There has some time passed since I have been to Cambodia in August and it still feels like a dream. Cambodia is different from Vietnam, different from China and very different from Mongolia – these are the three countries I visited during our little world trip.
Yet the border crossing from Vietnam to Cambodia was a clear cut. Is it because we enter a kingdom? On the bus we see the life on the countryside being replaced only by the fast coming dawn in busy Phnom Penh. Our tastefully furnished accommodation is located in front of one the biggest monasteries in Cambodia. Construction work is going on and we feel some of the spiritual organization of the monks.
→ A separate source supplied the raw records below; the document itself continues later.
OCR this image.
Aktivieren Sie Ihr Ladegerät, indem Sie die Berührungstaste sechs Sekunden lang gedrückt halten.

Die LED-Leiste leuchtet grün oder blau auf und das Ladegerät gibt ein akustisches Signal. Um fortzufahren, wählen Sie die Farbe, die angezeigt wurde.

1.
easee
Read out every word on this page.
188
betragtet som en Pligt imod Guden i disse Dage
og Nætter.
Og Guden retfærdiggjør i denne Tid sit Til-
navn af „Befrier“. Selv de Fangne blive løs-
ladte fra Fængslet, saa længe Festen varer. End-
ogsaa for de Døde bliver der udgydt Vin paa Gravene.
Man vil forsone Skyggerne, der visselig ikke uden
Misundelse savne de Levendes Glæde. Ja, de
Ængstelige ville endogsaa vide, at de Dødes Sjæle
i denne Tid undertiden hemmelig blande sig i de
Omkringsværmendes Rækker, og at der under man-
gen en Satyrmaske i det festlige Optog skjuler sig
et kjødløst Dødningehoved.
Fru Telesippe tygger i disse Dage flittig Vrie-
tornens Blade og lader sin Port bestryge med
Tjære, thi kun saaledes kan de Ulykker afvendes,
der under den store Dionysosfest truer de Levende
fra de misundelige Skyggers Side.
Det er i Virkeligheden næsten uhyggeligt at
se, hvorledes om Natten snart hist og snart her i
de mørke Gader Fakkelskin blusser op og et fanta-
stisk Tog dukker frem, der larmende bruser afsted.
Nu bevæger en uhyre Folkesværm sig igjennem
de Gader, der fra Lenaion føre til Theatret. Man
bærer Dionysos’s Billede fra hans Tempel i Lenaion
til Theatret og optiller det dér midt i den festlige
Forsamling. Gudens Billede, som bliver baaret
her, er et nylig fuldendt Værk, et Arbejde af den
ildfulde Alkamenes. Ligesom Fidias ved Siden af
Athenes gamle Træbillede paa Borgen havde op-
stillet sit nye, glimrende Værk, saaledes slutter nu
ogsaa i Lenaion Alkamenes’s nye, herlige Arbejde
The next day is Sunday and on the plaza of Vietnamese-Cambodian friendship there are many young people and families with kids – yes, Cambodia is very young and yet very old. It is impressively venerable when Sokhan tells us Cambodias history during a tour in Angkor Wat a few days later showing the countless reliefs on the buildings walls. Even in ancient times, there was a library in almost every building demonstrating the importance that education always has had for the Khmer. Today, this is being reflected by the craving for education of many young Khmer and the numerous schools in the cities (even if their main group are people with enough money for expensive educational offerings).
Like a ray of hope the rooms of the BOOKBRIDGE learning centers in Takeo and Siem Reap located in neglected seeming public schools. Sokoeurn and his team welcome us in Takeo with open arms. Although we have arrived in the vacation time, we see many children coming to read and appreciate English learning games. The manager participants of the Capability Program and US american fellows have arranged the rooms in a meaningful way and given them a friendly atmosphere. This helps the visiting kids and youth feeling comfortable in the center. There is even a young Buddhist monk coming in the afternoon to participate in an English movie event.
Mr. Lucky, a young Khmer and team member, chooses a movie watching it with 20 teenagers and afterwards discussing it with them – in English. You can feel his commitment and enthusiasm about being active for BOOKBRIDGE to help his country.
BOOKBRIDGEs ambition to help people where they are in need clearly shows later when Sokhan chairs a reunion with the districts representatives in Champangson. People ask for practial aid for maintaining the many mopeds, manuals and guidelines for rice cultivation or livestock breeding. For BOOKBRIDGE, this is the next step after the learning center: the community center. BOOKBRIDGE is on the right path and I would like to form a part of it.